Non pare proprio. La fine del mondo non è arrivata. Le famiglie si informano sui libri di testo, sui bus che porteranno a scuola i loro figli, sull’orario scolastico, sul nuovo preside d’istituto o sul nuovo professore di matematica. La scuola italiana non ha certo voltato pagina tutta in una notte, ma quelli che si aspettavano l’apocalisse – o forse solo braccia conserte e banchi rovesciati – devono ricredersi. E, alla luce dei numeri snocciolati dal Ministero, riesce difficile non pensare che la «buona scuola» sia stata in questi mesi il terreno di uno scontro tutto politico, di un tentativo di mettere in difficoltà la maggioranza di centrosinistra alienandogli una parte della sua tradizionale base sociale. Se così non fosse, non sarebbe mai stato possibile che il nodo dei trasferimenti divenisse la prova provata di una legge sbagliata e iniqua, quando invece si è trattato solo di un passaggio organizzativo non molto diverso da quello che ad inizio di ogni anno la scuola ha dovuto affrontare, mandando i supplenti a coprire le cattedre vacanti, lì dove si trovano (che non è sempre dove si desidera che siano).

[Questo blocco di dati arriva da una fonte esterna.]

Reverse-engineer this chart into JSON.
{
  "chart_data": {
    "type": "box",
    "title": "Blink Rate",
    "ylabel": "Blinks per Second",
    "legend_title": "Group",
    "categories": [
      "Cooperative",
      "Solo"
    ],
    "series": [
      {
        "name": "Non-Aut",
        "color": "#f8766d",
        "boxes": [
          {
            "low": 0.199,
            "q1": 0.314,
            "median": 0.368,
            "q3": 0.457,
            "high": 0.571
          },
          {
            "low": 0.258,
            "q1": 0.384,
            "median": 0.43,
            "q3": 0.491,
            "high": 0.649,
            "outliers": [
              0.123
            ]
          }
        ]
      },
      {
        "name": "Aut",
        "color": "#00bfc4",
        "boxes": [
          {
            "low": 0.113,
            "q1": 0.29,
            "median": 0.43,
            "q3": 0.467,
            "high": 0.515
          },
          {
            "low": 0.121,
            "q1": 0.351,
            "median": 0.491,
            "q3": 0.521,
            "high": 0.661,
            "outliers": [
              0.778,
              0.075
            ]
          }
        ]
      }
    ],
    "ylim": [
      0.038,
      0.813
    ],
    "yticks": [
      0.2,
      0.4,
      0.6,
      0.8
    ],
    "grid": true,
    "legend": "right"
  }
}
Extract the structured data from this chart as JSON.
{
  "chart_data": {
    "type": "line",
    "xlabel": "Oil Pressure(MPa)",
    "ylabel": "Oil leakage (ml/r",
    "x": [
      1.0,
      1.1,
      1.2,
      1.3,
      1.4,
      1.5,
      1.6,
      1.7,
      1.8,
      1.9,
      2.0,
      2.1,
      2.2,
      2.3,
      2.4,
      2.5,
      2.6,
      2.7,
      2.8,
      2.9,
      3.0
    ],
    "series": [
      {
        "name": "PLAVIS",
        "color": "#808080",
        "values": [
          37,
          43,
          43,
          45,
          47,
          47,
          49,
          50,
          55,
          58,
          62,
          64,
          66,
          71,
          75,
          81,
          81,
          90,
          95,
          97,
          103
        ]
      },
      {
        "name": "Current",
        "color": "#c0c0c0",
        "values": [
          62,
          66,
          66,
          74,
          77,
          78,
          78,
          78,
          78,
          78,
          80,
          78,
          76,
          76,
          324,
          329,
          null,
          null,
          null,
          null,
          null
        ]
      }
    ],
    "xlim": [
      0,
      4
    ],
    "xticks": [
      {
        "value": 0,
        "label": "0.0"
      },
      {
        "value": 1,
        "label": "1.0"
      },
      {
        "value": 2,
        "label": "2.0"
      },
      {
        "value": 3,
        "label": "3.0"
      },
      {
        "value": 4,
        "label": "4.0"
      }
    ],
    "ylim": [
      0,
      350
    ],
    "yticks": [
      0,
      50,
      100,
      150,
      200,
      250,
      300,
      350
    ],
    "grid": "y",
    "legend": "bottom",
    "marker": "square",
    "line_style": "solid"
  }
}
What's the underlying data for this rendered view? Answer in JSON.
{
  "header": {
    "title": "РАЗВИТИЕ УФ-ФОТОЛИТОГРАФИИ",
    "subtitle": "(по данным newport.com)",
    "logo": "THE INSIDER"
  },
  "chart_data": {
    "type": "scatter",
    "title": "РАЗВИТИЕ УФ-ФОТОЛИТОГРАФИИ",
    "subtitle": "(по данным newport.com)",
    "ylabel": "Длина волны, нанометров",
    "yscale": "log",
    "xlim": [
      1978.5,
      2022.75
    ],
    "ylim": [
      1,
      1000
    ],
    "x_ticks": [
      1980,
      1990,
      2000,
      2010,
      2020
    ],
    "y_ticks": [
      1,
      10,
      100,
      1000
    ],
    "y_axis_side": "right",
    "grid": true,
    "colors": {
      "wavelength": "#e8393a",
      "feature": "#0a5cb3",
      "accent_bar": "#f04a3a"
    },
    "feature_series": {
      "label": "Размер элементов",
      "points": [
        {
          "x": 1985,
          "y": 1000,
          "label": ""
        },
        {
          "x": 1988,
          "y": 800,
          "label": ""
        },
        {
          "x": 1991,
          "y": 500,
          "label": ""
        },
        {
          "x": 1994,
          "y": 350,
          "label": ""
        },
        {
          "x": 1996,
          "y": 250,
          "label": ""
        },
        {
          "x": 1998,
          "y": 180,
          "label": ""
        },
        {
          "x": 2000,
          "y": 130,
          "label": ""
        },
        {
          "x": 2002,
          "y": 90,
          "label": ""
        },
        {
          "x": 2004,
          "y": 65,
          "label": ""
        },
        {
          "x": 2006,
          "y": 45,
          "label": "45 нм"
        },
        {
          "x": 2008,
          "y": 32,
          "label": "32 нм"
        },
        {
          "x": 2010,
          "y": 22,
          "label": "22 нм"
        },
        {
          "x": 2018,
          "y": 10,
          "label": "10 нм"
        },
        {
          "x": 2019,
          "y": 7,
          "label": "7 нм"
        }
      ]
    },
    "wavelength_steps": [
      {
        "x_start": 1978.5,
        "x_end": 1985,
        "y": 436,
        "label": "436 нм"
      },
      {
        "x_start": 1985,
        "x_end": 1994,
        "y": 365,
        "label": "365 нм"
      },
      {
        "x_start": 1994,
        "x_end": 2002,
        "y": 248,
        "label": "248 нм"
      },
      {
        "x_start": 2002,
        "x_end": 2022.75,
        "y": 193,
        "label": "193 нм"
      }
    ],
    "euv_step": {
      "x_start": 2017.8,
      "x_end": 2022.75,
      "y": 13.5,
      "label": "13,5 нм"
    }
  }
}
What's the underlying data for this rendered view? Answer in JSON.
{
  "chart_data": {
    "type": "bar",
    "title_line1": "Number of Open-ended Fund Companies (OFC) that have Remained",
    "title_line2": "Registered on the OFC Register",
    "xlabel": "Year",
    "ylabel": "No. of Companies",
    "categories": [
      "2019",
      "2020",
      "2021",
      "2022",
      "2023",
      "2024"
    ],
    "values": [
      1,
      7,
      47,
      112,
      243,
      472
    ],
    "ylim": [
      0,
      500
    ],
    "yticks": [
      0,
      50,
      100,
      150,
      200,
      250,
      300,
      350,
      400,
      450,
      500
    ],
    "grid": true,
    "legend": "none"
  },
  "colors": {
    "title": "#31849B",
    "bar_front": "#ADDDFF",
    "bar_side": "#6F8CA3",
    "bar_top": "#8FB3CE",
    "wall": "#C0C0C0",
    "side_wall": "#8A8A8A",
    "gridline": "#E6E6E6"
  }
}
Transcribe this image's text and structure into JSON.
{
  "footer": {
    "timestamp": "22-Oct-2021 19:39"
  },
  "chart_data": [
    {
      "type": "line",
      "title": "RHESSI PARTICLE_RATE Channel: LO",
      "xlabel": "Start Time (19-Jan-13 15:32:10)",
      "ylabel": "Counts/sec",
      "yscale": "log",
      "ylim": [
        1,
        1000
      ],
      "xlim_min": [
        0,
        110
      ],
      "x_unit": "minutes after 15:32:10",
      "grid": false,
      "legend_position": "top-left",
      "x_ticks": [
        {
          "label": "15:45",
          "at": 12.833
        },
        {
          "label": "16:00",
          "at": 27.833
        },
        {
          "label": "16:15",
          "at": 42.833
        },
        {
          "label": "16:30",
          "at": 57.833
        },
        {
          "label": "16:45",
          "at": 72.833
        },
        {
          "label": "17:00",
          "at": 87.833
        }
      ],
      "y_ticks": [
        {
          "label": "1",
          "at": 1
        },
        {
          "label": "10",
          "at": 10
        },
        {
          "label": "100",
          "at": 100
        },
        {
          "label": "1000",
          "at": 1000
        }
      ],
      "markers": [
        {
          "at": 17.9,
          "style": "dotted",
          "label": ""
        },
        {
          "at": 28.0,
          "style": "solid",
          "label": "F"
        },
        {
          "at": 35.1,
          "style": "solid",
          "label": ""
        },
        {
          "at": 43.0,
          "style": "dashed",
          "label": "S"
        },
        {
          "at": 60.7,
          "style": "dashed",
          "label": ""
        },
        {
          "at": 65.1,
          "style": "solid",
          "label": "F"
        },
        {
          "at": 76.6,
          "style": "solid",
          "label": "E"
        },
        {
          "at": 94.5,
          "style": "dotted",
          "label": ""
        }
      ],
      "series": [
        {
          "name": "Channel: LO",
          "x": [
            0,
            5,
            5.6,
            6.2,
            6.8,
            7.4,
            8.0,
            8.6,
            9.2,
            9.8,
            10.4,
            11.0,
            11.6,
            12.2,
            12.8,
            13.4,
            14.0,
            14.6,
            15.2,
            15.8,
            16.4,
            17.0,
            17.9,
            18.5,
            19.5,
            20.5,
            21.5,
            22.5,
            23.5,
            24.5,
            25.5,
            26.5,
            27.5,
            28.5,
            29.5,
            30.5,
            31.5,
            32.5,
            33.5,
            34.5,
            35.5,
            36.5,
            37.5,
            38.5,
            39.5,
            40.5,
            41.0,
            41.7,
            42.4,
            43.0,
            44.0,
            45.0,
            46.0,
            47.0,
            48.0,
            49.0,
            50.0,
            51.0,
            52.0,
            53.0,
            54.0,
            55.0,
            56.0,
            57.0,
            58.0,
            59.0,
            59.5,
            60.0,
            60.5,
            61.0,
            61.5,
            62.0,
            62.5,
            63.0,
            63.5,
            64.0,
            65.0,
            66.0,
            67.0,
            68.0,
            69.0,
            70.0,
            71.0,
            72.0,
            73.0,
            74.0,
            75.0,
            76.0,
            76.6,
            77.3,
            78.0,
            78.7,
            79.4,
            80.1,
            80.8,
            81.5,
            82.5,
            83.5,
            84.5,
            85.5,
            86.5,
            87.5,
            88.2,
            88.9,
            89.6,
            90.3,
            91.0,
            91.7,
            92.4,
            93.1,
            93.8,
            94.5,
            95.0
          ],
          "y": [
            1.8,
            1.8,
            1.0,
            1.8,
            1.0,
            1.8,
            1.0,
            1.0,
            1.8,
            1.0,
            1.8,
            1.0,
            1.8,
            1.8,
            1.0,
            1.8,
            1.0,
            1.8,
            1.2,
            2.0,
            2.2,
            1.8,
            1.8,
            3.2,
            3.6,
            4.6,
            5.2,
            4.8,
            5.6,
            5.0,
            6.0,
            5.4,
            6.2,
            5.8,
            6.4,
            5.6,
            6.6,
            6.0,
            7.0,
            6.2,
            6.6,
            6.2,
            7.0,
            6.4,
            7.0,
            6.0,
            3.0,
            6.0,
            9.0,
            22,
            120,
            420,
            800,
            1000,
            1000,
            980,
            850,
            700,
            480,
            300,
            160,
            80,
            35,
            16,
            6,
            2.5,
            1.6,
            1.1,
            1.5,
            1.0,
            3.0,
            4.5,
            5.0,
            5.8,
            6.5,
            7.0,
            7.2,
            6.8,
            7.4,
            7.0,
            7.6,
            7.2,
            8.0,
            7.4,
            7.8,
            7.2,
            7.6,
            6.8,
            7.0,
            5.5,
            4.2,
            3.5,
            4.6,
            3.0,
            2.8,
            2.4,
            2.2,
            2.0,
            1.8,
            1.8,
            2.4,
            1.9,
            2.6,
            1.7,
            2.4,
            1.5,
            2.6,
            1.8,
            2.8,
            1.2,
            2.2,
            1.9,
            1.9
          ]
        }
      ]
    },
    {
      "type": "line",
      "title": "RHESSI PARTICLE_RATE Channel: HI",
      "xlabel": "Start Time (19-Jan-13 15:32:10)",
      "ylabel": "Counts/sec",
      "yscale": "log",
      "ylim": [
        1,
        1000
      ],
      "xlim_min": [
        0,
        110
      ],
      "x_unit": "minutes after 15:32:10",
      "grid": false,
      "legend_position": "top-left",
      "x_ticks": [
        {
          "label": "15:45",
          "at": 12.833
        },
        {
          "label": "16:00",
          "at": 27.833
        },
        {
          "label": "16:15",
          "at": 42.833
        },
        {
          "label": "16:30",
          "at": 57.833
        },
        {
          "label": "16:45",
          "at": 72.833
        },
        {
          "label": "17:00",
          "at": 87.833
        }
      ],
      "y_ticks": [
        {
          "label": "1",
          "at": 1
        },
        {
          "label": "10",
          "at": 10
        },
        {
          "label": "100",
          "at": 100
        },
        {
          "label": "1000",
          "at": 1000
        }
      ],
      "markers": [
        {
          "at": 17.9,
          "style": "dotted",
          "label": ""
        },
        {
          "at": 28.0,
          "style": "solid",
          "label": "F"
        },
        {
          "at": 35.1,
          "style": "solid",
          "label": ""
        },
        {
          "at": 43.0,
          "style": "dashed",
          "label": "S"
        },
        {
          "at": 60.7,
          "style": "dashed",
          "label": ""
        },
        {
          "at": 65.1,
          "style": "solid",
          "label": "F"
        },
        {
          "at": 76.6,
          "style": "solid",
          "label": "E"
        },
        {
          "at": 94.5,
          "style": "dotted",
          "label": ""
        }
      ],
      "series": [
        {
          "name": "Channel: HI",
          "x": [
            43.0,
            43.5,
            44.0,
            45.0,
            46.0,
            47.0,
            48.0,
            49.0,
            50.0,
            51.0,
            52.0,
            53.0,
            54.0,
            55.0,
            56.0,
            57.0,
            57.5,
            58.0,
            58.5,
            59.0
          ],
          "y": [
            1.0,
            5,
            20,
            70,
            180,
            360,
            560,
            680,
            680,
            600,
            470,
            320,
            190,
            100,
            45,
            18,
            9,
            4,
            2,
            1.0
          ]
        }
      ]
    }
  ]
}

La vera differenza è che quest’anno su quelle cattedre ci vanno docenti di ruolo, ma è una differenza positiva, che torna a sicuro vantaggio degli studenti.

Insomma: una vicenda assai istruttiva. Fare le riforme in questo paese è complicato assai. Anche perché si viene intralciati, come s’è visto, da polemiche spesso pretestuose, o francamente di sapore corporativo, quando invece su ben altri terreni ci si dovrebbe misurare: sui contenuti didattici, sulle metodologie, sulla mobilità studentesca, sui contenuti dell’aggiornamento professionale, sul rapporto col territorio e le famiglie, sulle risorse e le strutture disponibili. La verità è che la riforma della scuola non è fatta dai nuovi docenti, soprattutto quando nuovi essi non sono, ma magari un po’ attempati, un po’ stanchi, a volte sfiduciati. Questo spiega la scarsa propensione di taluni a prendere una nuova strada, quando un pezzo di essa è stata già percorsa, ma non giustifica le strategie politiche o sindacali, costruite strumentalmente sopra.  E soprattutto costringe a mettersi nei panni degli studenti, quelli che la strada nuova debbono ancora provare a tracciarla. A essi cosa possiamo augurare? Di incontrare docenti con il futuro dietro le spalle, o piuttosto in grado di mostrarlo davanti a loro? E a quanti chilometri da casa si trova oggi il futuro?